Kapitalizm öldürür...

Güvenli gelecek sosyalizmde!

Önce deprem, ardından tsunami ve son olarak da nükleer santrallerin tahrip olmasından kaynaklı radyoaktif sızıntı tehdidi nedeniyle Japon halkı bir büyük felaketle karşı karşıya. Daha şimdiden bilanço korkunçtur. Onbinin üzerinde insanın yaşamını yitirdiği ileri sürülüyor. Bir o kadarı da kayıp. Dahası nükleer santrallerdeki hasar radyoaktif sızıntıya yol açıyor. Bu ise gerçek bir felakettir ve sadece Japon halkını değil, dünyadaki milyonlarca insanın yaşamını da tehdit ediyor.

İşçiler, emekçiler!

Japonya’da yaşanan bu büyük felaket Avrupa’da ve özellikle de Almanya’da da bir büyük sarsıntıya neden oldu. O kadar ki, temiz bir çevre, insanla barışık bir doğa ve güvenli bir gelecek arayışı ve özlemi içinde olan, bunalımlardan, yıkımlardan, acılardan, emperyalist savaş ve iç savaşlardan bıkmış yığınlar anında sokağa çıktılar, öfke yüklü protestolar gerçekleştirdiler. Sadece Stuttgart’da 60 bin kişinin katıldığı dev bir gösteri yapıldı. Kadını-erkeği, yaşlısı-genci ile Stutgart ve çevre bölgelerdeki halk, 45 kilometrelik bir insan zinciri oluşturdu. Daha düne kadar, ‘’bizim santrallerimiz güvencelidir’’ diyenler, en başta da, işbaşındaki Merkel hükümeti, yükselen nükleer karşıtı bu protestolar karşısında geri adım attı, daha doğrusu atmak zorunda kaldı. Yıldırım hızıyla nükleer santralleri kapattıklarını, bakıma aldıklarını açıkladılar.

Şüphesiz ki bu geçici bir karardır ve Almanya’da büyüme potansiyeline sahip nükleer santral karşıtı hareketin daha da büyüyüp, sistem karşıtı bir harekete dönüşmesini engellemek amacıyla alınmıştır. Bu kararın yerel seçimlerin gündemde olduğu bir süreçte alınmış olması ise, ayrıca dikkate değerdir. Sonuç olarak bu karar, hükümetin sinsi ve aldatıcı yeni bir manevrasından başka bir şey değildir. Hiçbir inandırıcılığı bulunmamaktadır.

‘’Nükleer enerji sevdası’’ kapitalizmin, onun EON, RWE, ENBW ve Vattenfall gibi enerji tekellerinin vazgeçilmez sevdasıdır. İnsan yaşamının, temiz çevre ve insanla barışık doğa istemi ve özleminin bunun yanında hiç ama hiçbir değeri yoktur. Kapitalist tekellerin tek tanrısı vardır; kar, daha fazla kar. Ne olursa olsun onlar, asla bundan vazgeçmezler. Gerçek tam olarak budur.  

Avrupa’nın yerli-göçmen, doğulu-batılı tüm uluslarından işçiler, emekçiler, ilerici ve devrimciler!

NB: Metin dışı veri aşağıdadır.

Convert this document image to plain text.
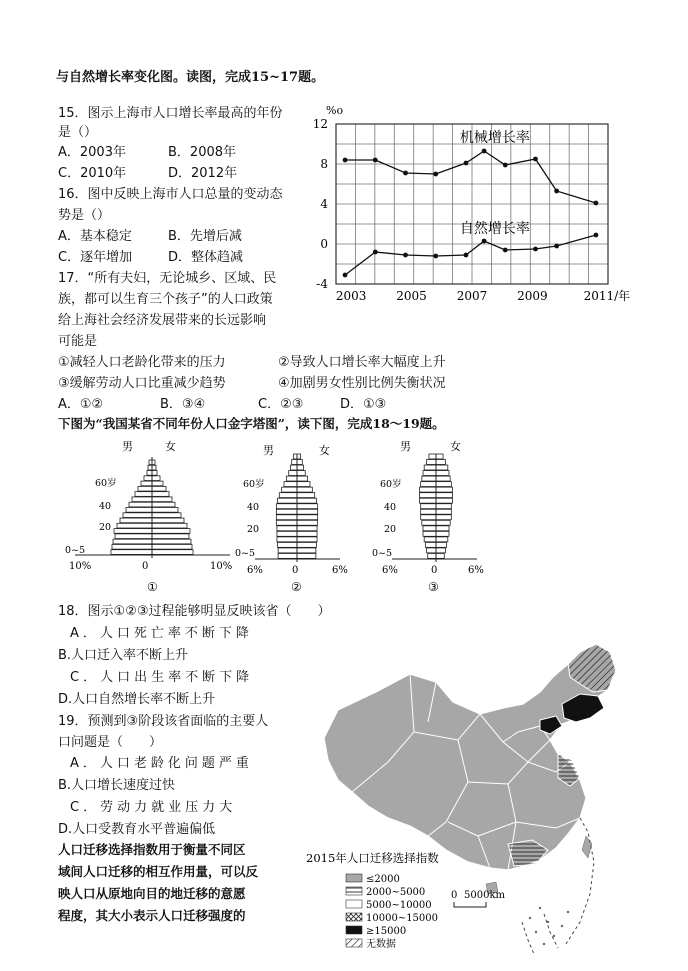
与自然增长率变化图。读图，完成15~17题。
15．图示上海市人口增长率最高的年份
是（）
A．2003年	B．2008年
C．2010年	D．2012年
16．图中反映上海市人口总量的变动态
势是（）
A．基本稳定	B．先增后减
C．逐年增加	D．整体趋减
17．“所有夫妇，无论城乡、区域、民
族，都可以生育三个孩子”的人口政策
给上海社会经济发展带来的长远影响
可能是
①减轻人口老龄化带来的压力	②导致人口增长率大幅度上升
③缓解劳动人口比重减少趋势	④加剧男女性别比例失衡状况
A．①②	B．③④	C．②③	D．①③
下图为“我国某省不同年份人口金字塔图”，读下图，完成18～19题。
18．图示①②③过程能够明显反映该省（　　）
A．人口死亡率不断下降
B.人口迁入率不断上升
C．人口出生率不断下降
D.人口自然增长率不断上升
19．预测到③阶段该省面临的主要人
口问题是（　　）
A．人口老龄化问题严重
B.人口增长速度过快
C．劳动力就业压力大
D.人口受教育水平普遍偏低
人口迁移选择指数用于衡量不同区
域间人口迁移的相互作用量，可以反
映人口从原地向目的地迁移的意愿
程度，其大小表示人口迁移强度的
12
8
4
0
-4
2003 2005 2007 2009	2011/年
%o
机械增长率
自然增长率
男	女
10%	0	10%
①
60岁
40
20
0~5
男	女
6%	0	6%
②
60岁
40
20
0~5
男	女
6%	0	6%
③
60岁
40
20
0~5
2015年人口迁移选择指数
≤2000
2000~5000
5000~10000
10000~15000
≥15000
无数据
0 5000km
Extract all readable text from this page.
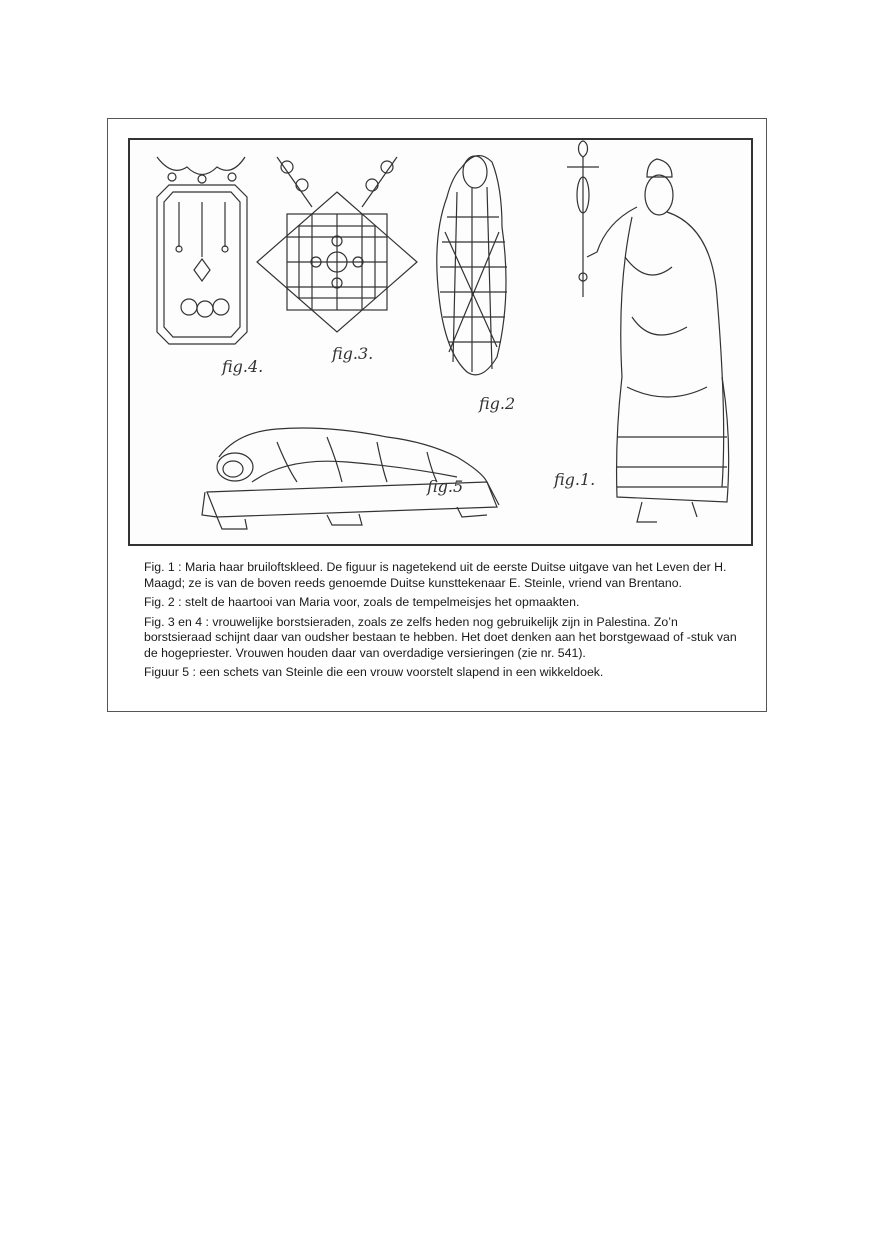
fig.4.
fig.3.
fig.2
fig.1.
fig.5

Fig. 1 : Maria haar bruiloftskleed. De figuur is nagetekend uit de eerste Duitse uitgave van het Leven der H. Maagd; ze is van de boven reeds genoemde Duitse kunsttekenaar E. Steinle, vriend van Brentano.

Fig. 2 : stelt de haartooi van Maria voor, zoals de tempelmeisjes het opmaakten.

Fig. 3 en 4 : vrouwelijke borstsieraden, zoals ze zelfs heden nog gebruikelijk zijn in Palestina. Zo’n borstsieraad schijnt daar van oudsher bestaan te hebben. Het doet denken aan het borstgewaad of -stuk van de hogepriester. Vrouwen houden daar van overdadige versieringen (zie nr. 541).

Figuur 5 : een schets van Steinle die een vrouw voorstelt slapend in een wikkeldoek.
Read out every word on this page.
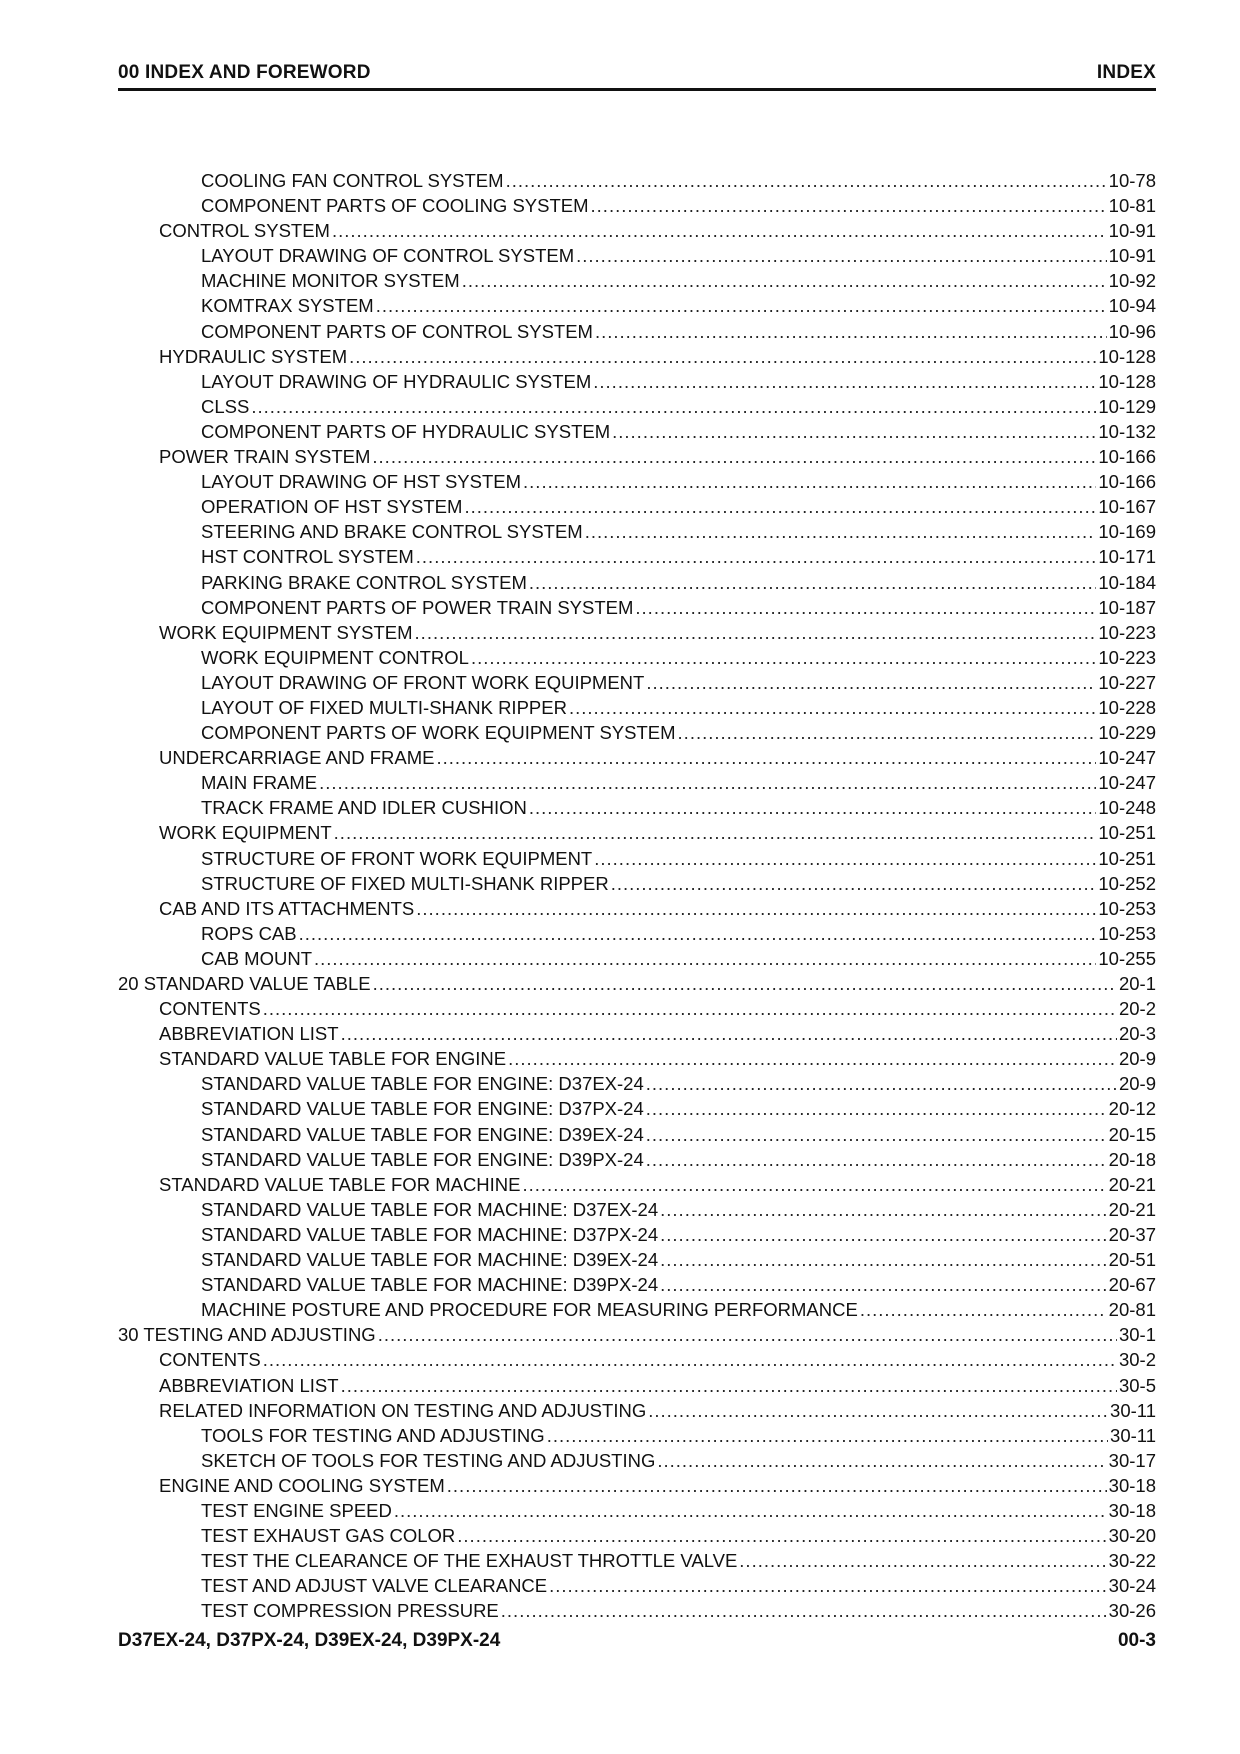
00 INDEX AND FOREWORD	INDEX
COOLING FAN CONTROL SYSTEM .....	10-78
COMPONENT PARTS OF COOLING SYSTEM .....	10-81
CONTROL SYSTEM .....	10-91
LAYOUT DRAWING OF CONTROL SYSTEM .....	10-91
MACHINE MONITOR SYSTEM .....	10-92
KOMTRAX SYSTEM .....	10-94
COMPONENT PARTS OF CONTROL SYSTEM .....	10-96
HYDRAULIC SYSTEM .....	10-128
LAYOUT DRAWING OF HYDRAULIC SYSTEM .....	10-128
CLSS .....	10-129
COMPONENT PARTS OF HYDRAULIC SYSTEM .....	10-132
POWER TRAIN SYSTEM .....	10-166
LAYOUT DRAWING OF HST SYSTEM .....	10-166
OPERATION OF HST SYSTEM .....	10-167
STEERING AND BRAKE CONTROL SYSTEM .....	10-169
HST CONTROL SYSTEM .....	10-171
PARKING BRAKE CONTROL SYSTEM .....	10-184
COMPONENT PARTS OF POWER TRAIN SYSTEM .....	10-187
WORK EQUIPMENT SYSTEM .....	10-223
WORK EQUIPMENT CONTROL .....	10-223
LAYOUT DRAWING OF FRONT WORK EQUIPMENT .....	10-227
LAYOUT OF FIXED MULTI-SHANK RIPPER .....	10-228
COMPONENT PARTS OF WORK EQUIPMENT SYSTEM .....	10-229
UNDERCARRIAGE AND FRAME .....	10-247
MAIN FRAME .....	10-247
TRACK FRAME AND IDLER CUSHION .....	10-248
WORK EQUIPMENT .....	10-251
STRUCTURE OF FRONT WORK EQUIPMENT .....	10-251
STRUCTURE OF FIXED MULTI-SHANK RIPPER .....	10-252
CAB AND ITS ATTACHMENTS .....	10-253
ROPS CAB .....	10-253
CAB MOUNT .....	10-255
20 STANDARD VALUE TABLE .....	20-1
CONTENTS .....	20-2
ABBREVIATION LIST .....	20-3
STANDARD VALUE TABLE FOR ENGINE .....	20-9
STANDARD VALUE TABLE FOR ENGINE: D37EX-24 .....	20-9
STANDARD VALUE TABLE FOR ENGINE: D37PX-24 .....	20-12
STANDARD VALUE TABLE FOR ENGINE: D39EX-24 .....	20-15
STANDARD VALUE TABLE FOR ENGINE: D39PX-24 .....	20-18
STANDARD VALUE TABLE FOR MACHINE .....	20-21
STANDARD VALUE TABLE FOR MACHINE: D37EX-24 .....	20-21
STANDARD VALUE TABLE FOR MACHINE: D37PX-24 .....	20-37
STANDARD VALUE TABLE FOR MACHINE: D39EX-24 .....	20-51
STANDARD VALUE TABLE FOR MACHINE: D39PX-24 .....	20-67
MACHINE POSTURE AND PROCEDURE FOR MEASURING PERFORMANCE .....	20-81
30 TESTING AND ADJUSTING .....	30-1
CONTENTS .....	30-2
ABBREVIATION LIST .....	30-5
RELATED INFORMATION ON TESTING AND ADJUSTING .....	30-11
TOOLS FOR TESTING AND ADJUSTING .....	30-11
SKETCH OF TOOLS FOR TESTING AND ADJUSTING .....	30-17
ENGINE AND COOLING SYSTEM .....	30-18
TEST ENGINE SPEED .....	30-18
TEST EXHAUST GAS COLOR .....	30-20
TEST THE CLEARANCE OF THE EXHAUST THROTTLE VALVE .....	30-22
TEST AND ADJUST VALVE CLEARANCE .....	30-24
TEST COMPRESSION PRESSURE .....	30-26
D37EX-24, D37PX-24, D39EX-24, D39PX-24	00-3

Kapitalizmin doymak bilmez kar hırsı ve nükleer enerji sevdası, gelinen yerde insanlığı bir büyük felaketin eşiğine getirmiştir. Kapitalizm, çevreyi kirleterek, doğayı tahrip ederek, insanlığı yıkıma uğratarak ilerliyor. Kapitalizm bunalımlardan, yıkımlardan, acılardan, emperyalist savaşlardan ve iç savaşlardan başka, insanlığa hiçbir gelecek sunmuyor. Kapitalizm yaşatmıyor, öldürüyor.

Bilim doğrulamakta, tarihsel deneyimler ve güncel gelişmeler döne döne kanıtlamaktadır ki, temiz bir çevre, insanla barışık bir doğa ve güvenli bir gelecek sadece ve sadece sosyalizmle mümkündür. İnsanlığın büyük özlemi olan sınıfsız, sömürüsüz, savaşsız, herkesin bir ağaç gibi tek ve hür ve bir orman gibi kardeşçesine özgür olduğu yaşanılası bir dünya özlemi de, ancak ve ancak sosyalizmle bir gerçek haline gelebilir.

O halde,

Kahrolsun kapitalizm!

Temiz bir çevre, sağlıklı bir doğa ve güvenli bir gelecek için, sosyalizm!